Nobody would have left before seeing the star of the show.
 
But why did Wozniak, and indeed, his longtime partner Steve Jobs, develop into such celebrated figures with legions of adoring fans? And more significantly, why has the establishment, which they once fought against, now embraced them to such an extent? As Melanie Dudek, an IT recruiter at Stafflink Solutions wrote, it often seems that “geeks are running the world.”
Wozniak himself offered an explanation. He spoke about meeting a 16-year-old Steve jobs (“a true hippie”) who didn’t fit the mold of traditional society. Jobs was “seeking the absolute minimalist of existence,” he said.
Jobs wasn’t an ordinary hippie. While some of the social goals of the counter-culture movement in the 1960s and 1970s were arguably achieved due to their protests and sit-ins, we tend to look back on the era as one of childish innocence. On the other hand, the hippies of Silicon Valley made a serious and, more importantly, enduring contribution to the way we live our lives.
“An awful lot of super-accomplished people that become executives and CEOs in later years went through that same phase,” Wozniak said. “A lot of people went through that phase when they were young, of just trying to be in a period of your life, trying to find where you are a little.”
Yes, we’ve all heard the expression: “just going through a phase.” But what should be the perspective of employers? Do they, like parents with free-thinking children, sometimes need to let their employees run loose?
In recent years, there’s been more of a willingness to allow people to take “professional development” courses, even those unrelated to an employee’s particular job. I met a senior executive from Xerox in one of my university history classes; he was studying “the history of the American West,” with the full blessing of his employer.
This would have been considered revolutionary at one time. As Wozniak said of Jobs, “in college, he wouldn’t take any of their courses, because it was their courses. They were telling him what to take. And he wanted to take all the advanced things he heard about: Shakespeare, quantum physics, calligraphy — you know, all these little interesting things.”

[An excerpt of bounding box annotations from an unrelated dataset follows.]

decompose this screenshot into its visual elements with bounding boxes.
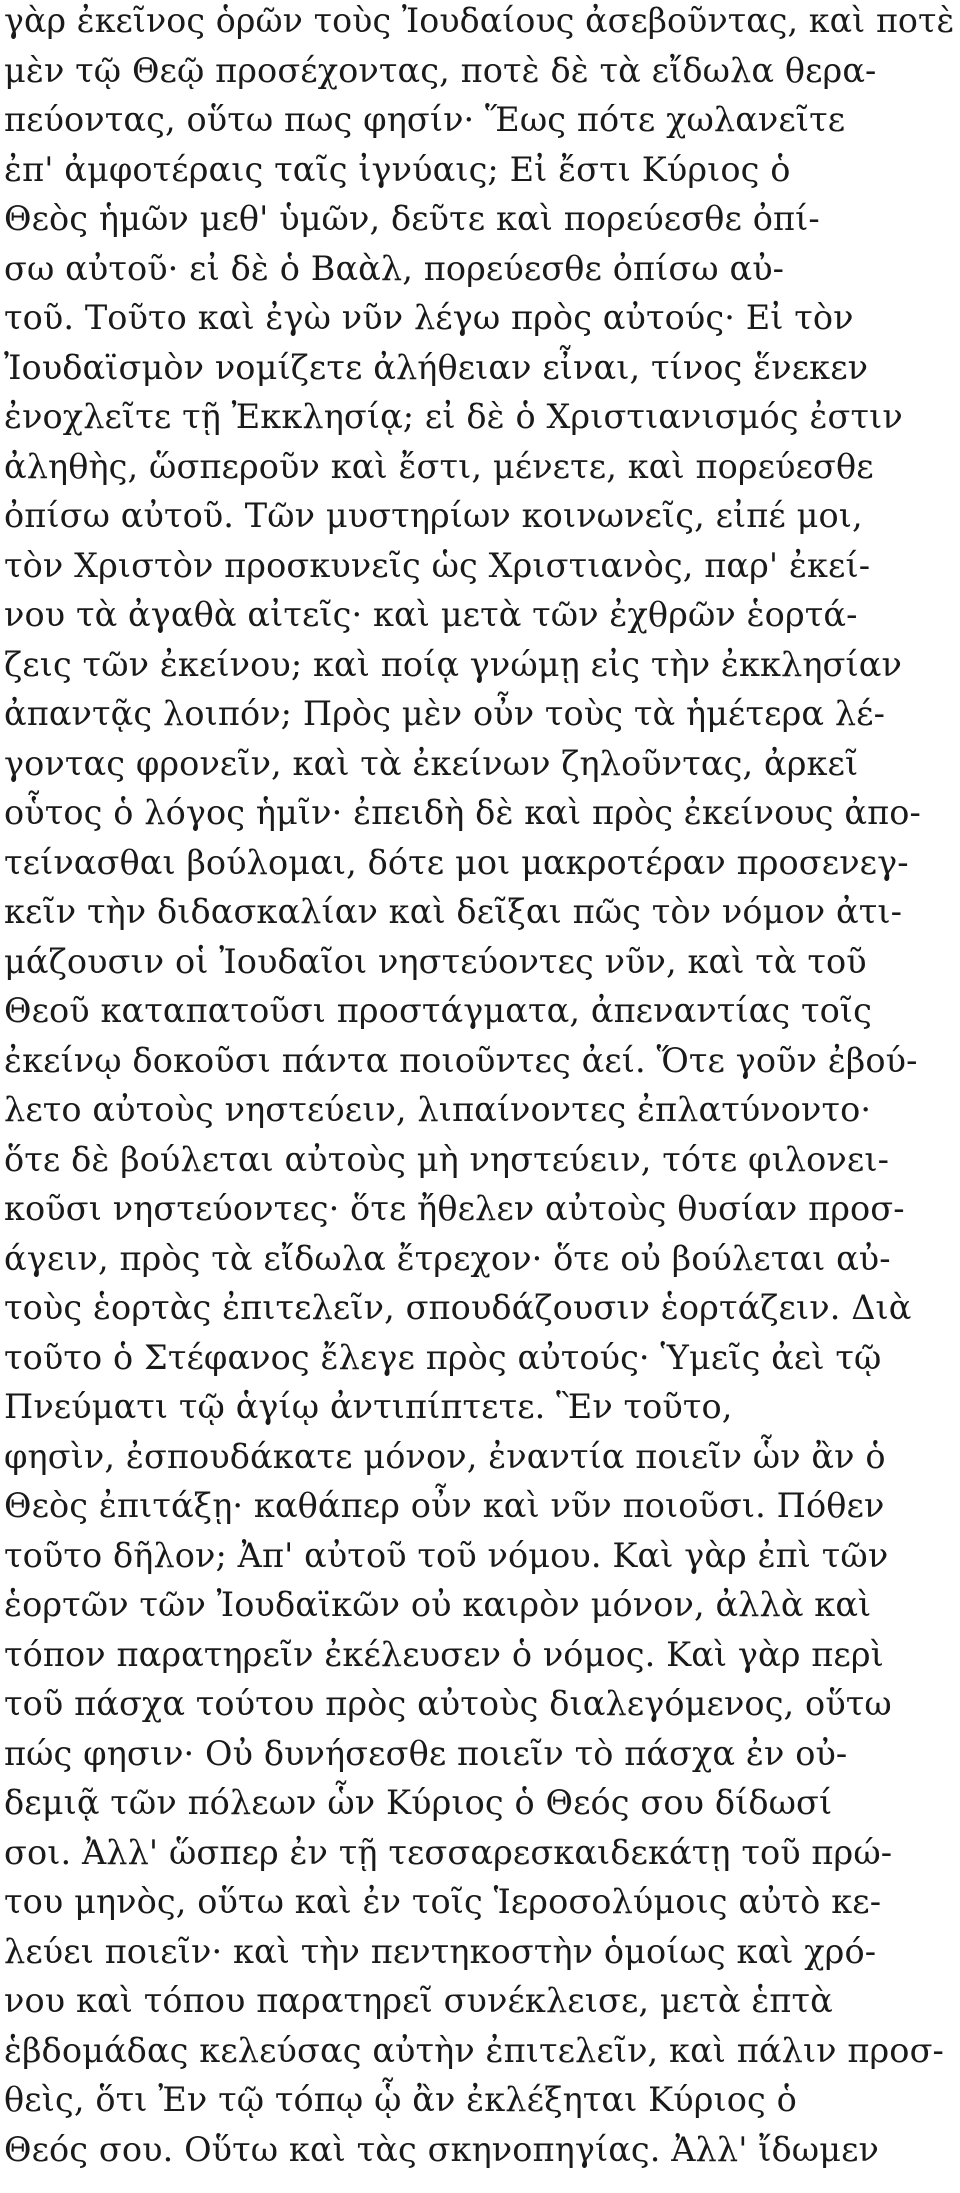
text-line: πώς φησιν· Οὐ δυνήσεσθε ποιεῖν τὸ πάσχα ἐν οὐ- (4, 1734, 848, 1773)
text-line: τοὺς ἑορτὰς ἐπιτελεῖν, σπουδάζουσιν ἑορτάζειν. Διὰ (4, 1288, 912, 1327)
text-line: Θεὸς ἡμῶν μεθ' ὑμῶν, δεῦτε καὶ πορεύεσθε ὀπί- (4, 199, 820, 238)
text-line: θεὶς, ὅτι Ἐν τῷ τόπῳ ᾧ ἂν ἐκλέξηται Κύριος ὁ (4, 2080, 797, 2119)
text-line: τοῦτο ὁ Στέφανος ἔλεγε πρὸς αὐτούς· Ὑμεῖς ἀεὶ τῷ (4, 1338, 882, 1377)
text-line: Ἰουδαϊσμὸν νομίζετε ἀλήθειαν εἶναι, τίνος ἕνεκεν (4, 348, 869, 387)
text-line: του μηνὸς, οὕτω καὶ ἐν τοῖς Ἱεροσολύμοις αὐτὸ κε- (4, 1882, 882, 1921)
text-line: λετο αὐτοὺς νηστεύειν, λιπαίνοντες ἐπλατύνοντο· (4, 1090, 872, 1129)
text-line: ἑορτῶν τῶν Ἰουδαϊκῶν οὐ καιρὸν μόνον, ἀλλὰ καὶ (4, 1585, 872, 1624)
text-line: σω αὐτοῦ· εἰ δὲ ὁ Βαὰλ, πορεύεσθε ὀπίσω αὐ- (4, 249, 785, 288)
text-line: σοι. Ἀλλ' ὥσπερ ἐν τῇ τεσσαρεσκαιδεκάτῃ τοῦ πρώ- (4, 1833, 893, 1872)
text-line: δεμιᾷ τῶν πόλεων ὧν Κύριος ὁ Θεός σου δίδωσί (4, 1783, 833, 1822)
text-line: κεῖν τὴν διδασκαλίαν καὶ δεῖξαι πῶς τὸν νόμον ἀτι- (4, 892, 903, 931)
text-line: πεύοντας, οὕτω πως φησίν· Ἕως πότε χωλανεῖτε (4, 100, 846, 139)
text-line: Θεὸς ἐπιτάξῃ· καθάπερ οὖν καὶ νῦν ποιοῦσι. Πόθεν (4, 1486, 885, 1525)
text-line: λεύει ποιεῖν· καὶ τὴν πεντηκοστὴν ὁμοίως καὶ χρό- (4, 1932, 877, 1971)
text-line: Θεοῦ καταπατοῦσι προστάγματα, ἀπεναντίας τοῖς (4, 991, 872, 1030)
text-line: ἐπ' ἀμφοτέραις ταῖς ἰγνύαις; Εἰ ἔστι Κύριος ὁ (4, 150, 791, 189)
text-line: ὅτε δὲ βούλεται αὐτοὺς μὴ νηστεύειν, τότε φιλονει- (4, 1140, 889, 1179)
text-line: τοῦ. Τοῦτο καὶ ἐγὼ νῦν λέγω πρὸς αὐτούς· Εἰ τὸν (4, 298, 854, 337)
text-line: ἀληθὴς, ὥσπεροῦν καὶ ἔστι, μένετε, καὶ πορεύεσθε (4, 447, 874, 486)
text-line: τόπον παρατηρεῖν ἐκέλευσεν ὁ νόμος. Καὶ γὰρ περὶ (4, 1635, 884, 1674)
text-line: ζεις τῶν ἐκείνου; καὶ ποίᾳ γνώμῃ εἰς τὴν ἐκκλησίαν (4, 645, 902, 684)
document-page (4, 0, 956, 2193)
text-line: ἐκείνῳ δοκοῦσι πάντα ποιοῦντες ἀεί. Ὅτε γοῦν ἐβού- (4, 1041, 918, 1080)
text-line: τοῦτο δῆλον; Ἀπ' αὐτοῦ τοῦ νόμου. Καὶ γὰρ ἐπὶ τῶν (4, 1536, 889, 1575)
text-line: νου καὶ τόπου παρατηρεῖ συνέκλεισε, μετὰ ἑπτὰ (4, 1981, 833, 2020)
text-line: φησὶν, ἐσπουδάκατε μόνον, ἐναντία ποιεῖν ὧν ἂν ὁ (4, 1437, 886, 1476)
text-line: τοῦ πάσχα τούτου πρὸς αὐτοὺς διαλεγόμενος, οὕτω (4, 1684, 892, 1723)
text-line: μάζουσιν οἱ Ἰουδαῖοι νηστεύοντες νῦν, καὶ τὰ τοῦ (4, 942, 867, 981)
text-line: ἐνοχλεῖτε τῇ Ἐκκλησίᾳ; εἰ δὲ ὁ Χριστιανισμός ἐστιν (4, 397, 903, 436)
text-line: Πνεύματι τῷ ἁγίῳ ἀντιπίπτετε. Ἓν τοῦτο, (4, 1387, 733, 1426)
text-line: γοντας φρονεῖν, καὶ τὰ ἐκείνων ζηλοῦντας, ἀρκεῖ (4, 744, 859, 783)
text-line: άγειν, πρὸς τὰ εἴδωλα ἔτρεχον· ὅτε οὐ βούλεται αὐ- (4, 1239, 891, 1278)
text-line: ὀπίσω αὐτοῦ. Τῶν μυστηρίων κοινωνεῖς, εἰπέ μοι, (4, 496, 863, 535)
text-line: γὰρ ἐκεῖνος ὁρῶν τοὺς Ἰουδαίους ἀσεβοῦντας, καὶ ποτὲ (4, 1, 955, 40)
text-line: κοῦσι νηστεύοντες· ὅτε ἤθελεν αὐτοὺς θυσίαν προσ- (4, 1189, 905, 1228)
text-line: Θεός σου. Οὕτω καὶ τὰς σκηνοπηγίας. Ἀλλ' ἴδωμεν (4, 2130, 879, 2169)
text-line: ἑβδομάδας κελεύσας αὐτὴν ἐπιτελεῖν, καὶ πάλιν προσ- (4, 2031, 944, 2070)
text-line: μὲν τῷ Θεῷ προσέχοντας, ποτὲ δὲ τὰ εἴδωλα θερα- (4, 51, 877, 90)
text-line: τείνασθαι βούλομαι, δότε μοι μακροτέραν προσενεγ- (4, 843, 909, 882)
text-line: νου τὰ ἀγαθὰ αἰτεῖς· καὶ μετὰ τῶν ἐχθρῶν ἑορτά- (4, 595, 858, 634)
text-line: οὗτος ὁ λόγος ἡμῖν· ἐπειδὴ δὲ καὶ πρὸς ἐκείνους ἀπο- (4, 793, 921, 832)
text-line: τὸν Χριστὸν προσκυνεῖς ὡς Χριστιανὸς, παρ' ἐκεί- (4, 546, 871, 585)
text-line: ἀπαντᾷς λοιπόν; Πρὸς μὲν οὖν τοὺς τὰ ἡμέτερα λέ- (4, 694, 886, 733)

But times have changed. It’s a good sign that employers are recognizing that “all these little interesting things” can contribute to a healthier mind. It’s the equivalent of what geneticists call Heterosis, or  ‘hybrid vigour’— diversity in the DNA of an employee, and thus, the company as a whole, means better longevity. 
The purebred companies have realized, some more quickly than others, that a purely homogenous organization will have health problems in the future.
When Wozniak worked at Hewlett-Packard Corp. he recalls proposing the idea of engineering an $800 personal computer. “And Hewlett-Packard turned me down for the first of five times,” he said. 
 
“Good thing they turned me down. They had too much inbred corporate culture back then as the engineering company. They would have built a product for engineers.
“And even before the Apple II was out, they had a product they built, and it was only for engineers, and it was boring, and wasn’t going to start the personal computer revolution.”